The Nationality and Borders Bill was passed on Wednesday night, putting an end to months of debate between the Commons and the Lords about the bill’s potential impact on refugees.

Changes to the legal system and elections were also approved, despite opposition.

When Parliament reconvenes on May 10 for the Queen’s Speech, it will be prorogued, or halted, so that the administration can spell out its plans for the next year or so.

Bills, which must be approved in detail by both the Commons and the Lords, must be discarded or passed by the end of Thursday’s sessions, with the exception of a few that will be “carried over” to the next legislative session.

Offshoring asylum – handling applications at abroad facilities – and making it a criminal offence to deliberately enter the UK illegally were also controversial clauses of the Nationality and Borders Bill.

The Lords have frequently changed the legislation and sent it back to the Commons, where the changes have been reversed by MPs, the majority of whom are Conservatives.

This back-and-forth, known as legislative “ping-pong,” came to an end on Wednesday when the Lords endorsed the bill after a tense discussion.

Some of their peers screamed “shame” at them.

The bill “appalled” and “disgusted” Liberal Democrat Lord Paddick, while the Commons was accused by the Labour’s former shadow attorney general Baroness Chakrabarti of giving the Lords “two fingers.”

However, Baroness Williams of Trafford, the Home Office minister, insisted the bill was compliant with international refugee law.

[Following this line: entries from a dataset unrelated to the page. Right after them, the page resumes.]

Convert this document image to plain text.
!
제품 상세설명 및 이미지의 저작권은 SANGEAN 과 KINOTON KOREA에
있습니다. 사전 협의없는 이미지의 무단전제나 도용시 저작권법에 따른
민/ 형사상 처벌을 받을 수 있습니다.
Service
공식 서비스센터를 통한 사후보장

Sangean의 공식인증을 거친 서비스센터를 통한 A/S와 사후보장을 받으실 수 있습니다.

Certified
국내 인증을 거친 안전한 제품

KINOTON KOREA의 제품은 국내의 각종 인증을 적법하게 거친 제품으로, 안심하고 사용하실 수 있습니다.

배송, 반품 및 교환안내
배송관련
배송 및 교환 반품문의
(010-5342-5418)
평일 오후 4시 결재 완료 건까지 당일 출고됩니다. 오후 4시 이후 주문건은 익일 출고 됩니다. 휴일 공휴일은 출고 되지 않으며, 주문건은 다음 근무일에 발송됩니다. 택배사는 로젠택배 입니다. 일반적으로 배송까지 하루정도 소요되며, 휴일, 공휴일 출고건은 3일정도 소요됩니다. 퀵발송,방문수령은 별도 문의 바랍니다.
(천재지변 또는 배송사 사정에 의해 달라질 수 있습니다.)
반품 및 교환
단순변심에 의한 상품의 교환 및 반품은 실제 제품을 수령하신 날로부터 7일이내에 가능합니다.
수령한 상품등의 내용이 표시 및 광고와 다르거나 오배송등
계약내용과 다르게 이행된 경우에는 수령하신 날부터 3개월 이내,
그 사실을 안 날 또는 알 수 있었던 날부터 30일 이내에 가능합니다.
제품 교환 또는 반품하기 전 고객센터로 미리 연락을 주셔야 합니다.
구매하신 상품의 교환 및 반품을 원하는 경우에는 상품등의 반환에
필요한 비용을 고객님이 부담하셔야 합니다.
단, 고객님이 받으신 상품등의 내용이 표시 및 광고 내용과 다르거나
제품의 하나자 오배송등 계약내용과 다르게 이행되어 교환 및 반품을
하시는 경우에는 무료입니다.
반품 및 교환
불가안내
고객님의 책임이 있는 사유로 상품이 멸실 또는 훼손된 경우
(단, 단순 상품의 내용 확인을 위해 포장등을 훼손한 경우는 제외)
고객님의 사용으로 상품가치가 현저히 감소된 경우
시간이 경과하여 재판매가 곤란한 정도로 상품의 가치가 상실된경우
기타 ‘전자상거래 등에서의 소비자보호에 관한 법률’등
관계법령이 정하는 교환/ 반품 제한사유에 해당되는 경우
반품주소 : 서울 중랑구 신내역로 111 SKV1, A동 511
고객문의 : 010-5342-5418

The new law rips up globally recognised rights for those fleeing conflict and persecution, and would criminalise thousands of refugees, they stated in a statement.

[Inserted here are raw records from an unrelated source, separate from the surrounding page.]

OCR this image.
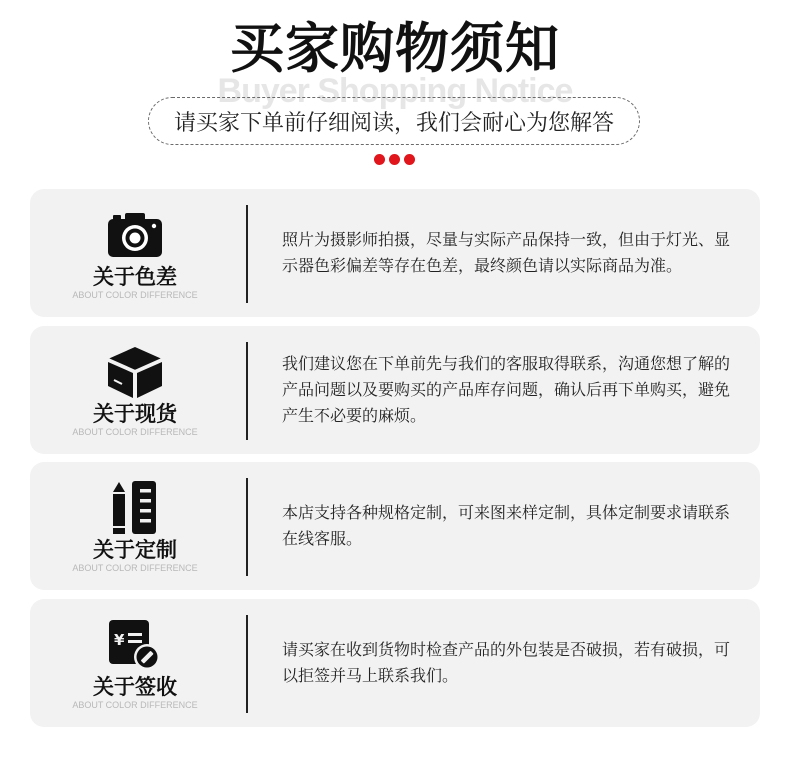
Buyer Shopping Notice
买家购物须知
请买家下单前仔细阅读，我们会耐心为您解答
关于色差
ABOUT COLOR DIFFERENCE
照片为摄影师拍摄，尽量与实际产品保持一致，但由于灯光、显示器色彩偏差等存在色差，最终颜色请以实际商品为准。
关于现货
ABOUT COLOR DIFFERENCE
我们建议您在下单前先与我们的客服取得联系，沟通您想了解的产品问题以及要购买的产品库存问题，确认后再下单购买，避免产生不必要的麻烦。
关于定制
ABOUT COLOR DIFFERENCE
本店支持各种规格定制，可来图来样定制，具体定制要求请联系在线客服。
¥
关于签收
ABOUT COLOR DIFFERENCE
请买家在收到货物时检查产品的外包装是否破损，若有破损，可以拒签并马上联系我们。
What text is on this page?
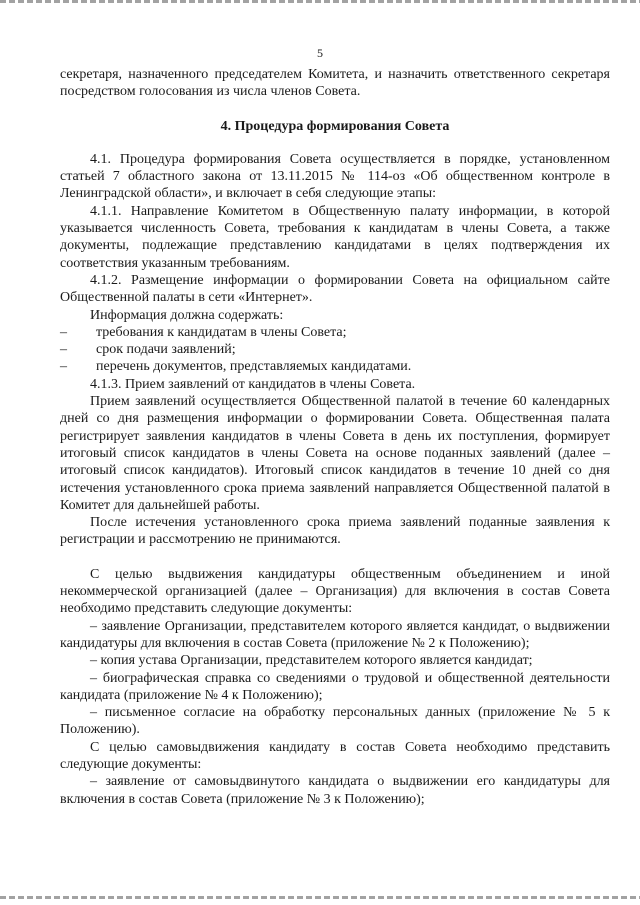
5

секретаря, назначенного председателем Комитета, и назначить ответственного секретаря посредством голосования из числа членов Совета.

4. Процедура формирования Совета

4.1. Процедура формирования Совета осуществляется в порядке, установленном статьей 7 областного закона от 13.11.2015 № 114-оз «Об общественном контроле в Ленинградской области», и включает в себя следующие этапы:

4.1.1. Направление Комитетом в Общественную палату информации, в которой указывается численность Совета, требования к кандидатам в члены Совета, а также документы, подлежащие представлению кандидатами в целях подтверждения их соответствия указанным требованиям.

4.1.2. Размещение информации о формировании Совета на официальном сайте Общественной палаты в сети «Интернет».

Информация должна содержать:

– требования к кандидатам в члены Совета;

– срок подачи заявлений;

– перечень документов, представляемых кандидатами.

4.1.3. Прием заявлений от кандидатов в члены Совета.

Прием заявлений осуществляется Общественной палатой в течение 60 календарных дней со дня размещения информации о формировании Совета. Общественная палата регистрирует заявления кандидатов в члены Совета в день их поступления, формирует итоговый список кандидатов в члены Совета на основе поданных заявлений (далее – итоговый список кандидатов). Итоговый список кандидатов в течение 10 дней со дня истечения установленного срока приема заявлений направляется Общественной палатой в Комитет для дальнейшей работы.

После истечения установленного срока приема заявлений поданные заявления к регистрации и рассмотрению не принимаются.

С целью выдвижения кандидатуры общественным объединением и иной некоммерческой организацией (далее – Организация) для включения в состав Совета необходимо представить следующие документы:

– заявление Организации, представителем которого является кандидат, о выдвижении кандидатуры для включения в состав Совета (приложение № 2 к Положению);

– копия устава Организации, представителем которого является кандидат;

– биографическая справка со сведениями о трудовой и общественной деятельности кандидата (приложение № 4 к Положению);

– письменное согласие на обработку персональных данных (приложение № 5 к Положению).

С целью самовыдвижения кандидату в состав Совета необходимо представить следующие документы:

– заявление от самовыдвинутого кандидата о выдвижении его кандидатуры для включения в состав Совета (приложение № 3 к Положению);
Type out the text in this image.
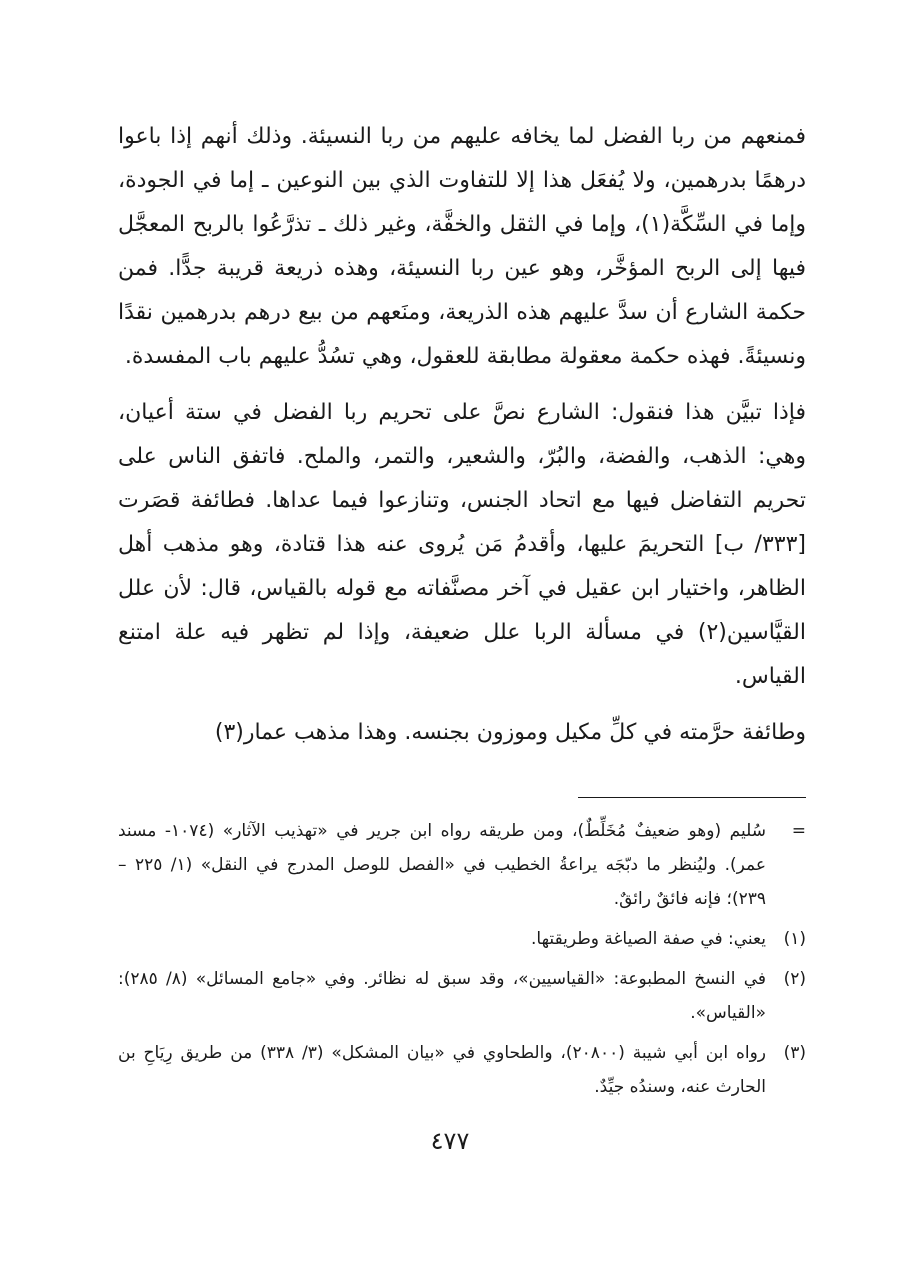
فمنعهم من ربا الفضل لما يخافه عليهم من ربا النسيئة. وذلك أنهم إذا باعوا درهمًا بدرهمين، ولا يُفعَل هذا إلا للتفاوت الذي بين النوعين ـ إما في الجودة، وإما في السِّكَّة(١)، وإما في الثقل والخفَّة، وغير ذلك ـ تذرَّعُوا بالربح المعجَّل فيها إلى الربح المؤخَّر، وهو عين ربا النسيئة، وهذه ذريعة قريبة جدًّا. فمن حكمة الشارع أن سدَّ عليهم هذه الذريعة، ومنَعهم من بيع درهم بدرهمين نقدًا ونسيئةً. فهذه حكمة معقولة مطابقة للعقول، وهي تسُدُّ عليهم باب المفسدة.

فإذا تبيَّن هذا فنقول: الشارع نصَّ على تحريم ربا الفضل في ستة أعيان، وهي: الذهب، والفضة، والبُرّ، والشعير، والتمر، والملح. فاتفق الناس على تحريم التفاضل فيها مع اتحاد الجنس، وتنازعوا فيما عداها. فطائفة قصَرت [٣٣٣/ ب] التحريمَ عليها، وأقدمُ مَن يُروى عنه هذا قتادة، وهو مذهب أهل الظاهر، واختيار ابن عقيل في آخر مصنَّفاته مع قوله بالقياس، قال: لأن علل القيَّاسين(٢) في مسألة الربا علل ضعيفة، وإذا لم تظهر فيه علة امتنع القياس.

وطائفة حرَّمته في كلِّ مكيل وموزون بجنسه. وهذا مذهب عمار(٣)

=
سُليم (وهو ضعيفٌ مُخَلِّطٌ)، ومن طريقه رواه ابن جرير في «تهذيب الآثار» (١٠٧٤- مسند عمر). وليُنظر ما دبّجَه يراعةُ الخطيب في «الفصل للوصل المدرج في النقل» (١/ ٢٢٥ – ٢٣٩)؛ فإنه فائقٌ رائقٌ.
(١)
يعني: في صفة الصياغة وطريقتها.
(٢)
في النسخ المطبوعة: «القياسيين»، وقد سبق له نظائر. وفي «جامع المسائل» (٨/ ٢٨٥): «القياس».
(٣)
رواه ابن أبي شيبة (٢٠٨٠٠)، والطحاوي في «بيان المشكل» (٣/ ٣٣٨) من طريق رِيَاحِ بن الحارث عنه، وسندُه جيِّدٌ.
٤٧٧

For a different scheme of relocating some asylum seekers to Rwanda, the government has faced criticism.

It has, however, stated that a “strong but equitable” asylum system is required to combat people-smuggling gangs and to prevent mortality among those making perilous cross-Channel crossings in small boats.

Bills on justice and elections

Peers also backed down from their dispute with the Commons on the Elections Bill.

This includes the adoption of voter photo ID, which some believe would result in a large number of individuals being turned away from polling locations.

Other proposals include parliamentary control of the Electoral Commission, which oversees and operates the voting system, as well as the removal of the 15-year limit on British nationals living abroad voting.

The government had just got it wrong on demanding voter ID, according to Labour’s Baroness Hayman, and was subverting the Electoral Commission’s independence.

One of the many negative effects of this law was that it made it considerably simpler, and without restrictions, for citizens residing overseas to vote, but made it more had for domestic citizens to vote, which was extremely weird, and not entirely democratic, said Liberal Democrat Lord Wallace of Saltaire.

However, Lord True, a Cabinet Office minister, said the government had no static stance on which kinds of identification might be used to get entry to voting places.

Eleni Kyriakou

Eleni is a journalist and analyst at Parliament Magazine focusing on European News and current affairs. She worked as Press and Communication Office – Greek Embassy in Lisbon and Quattro Books Publications, Canada. She is Multilingual with a good grip of cultures, eye in detail, communicative, effective. She holds Master in degree from York University.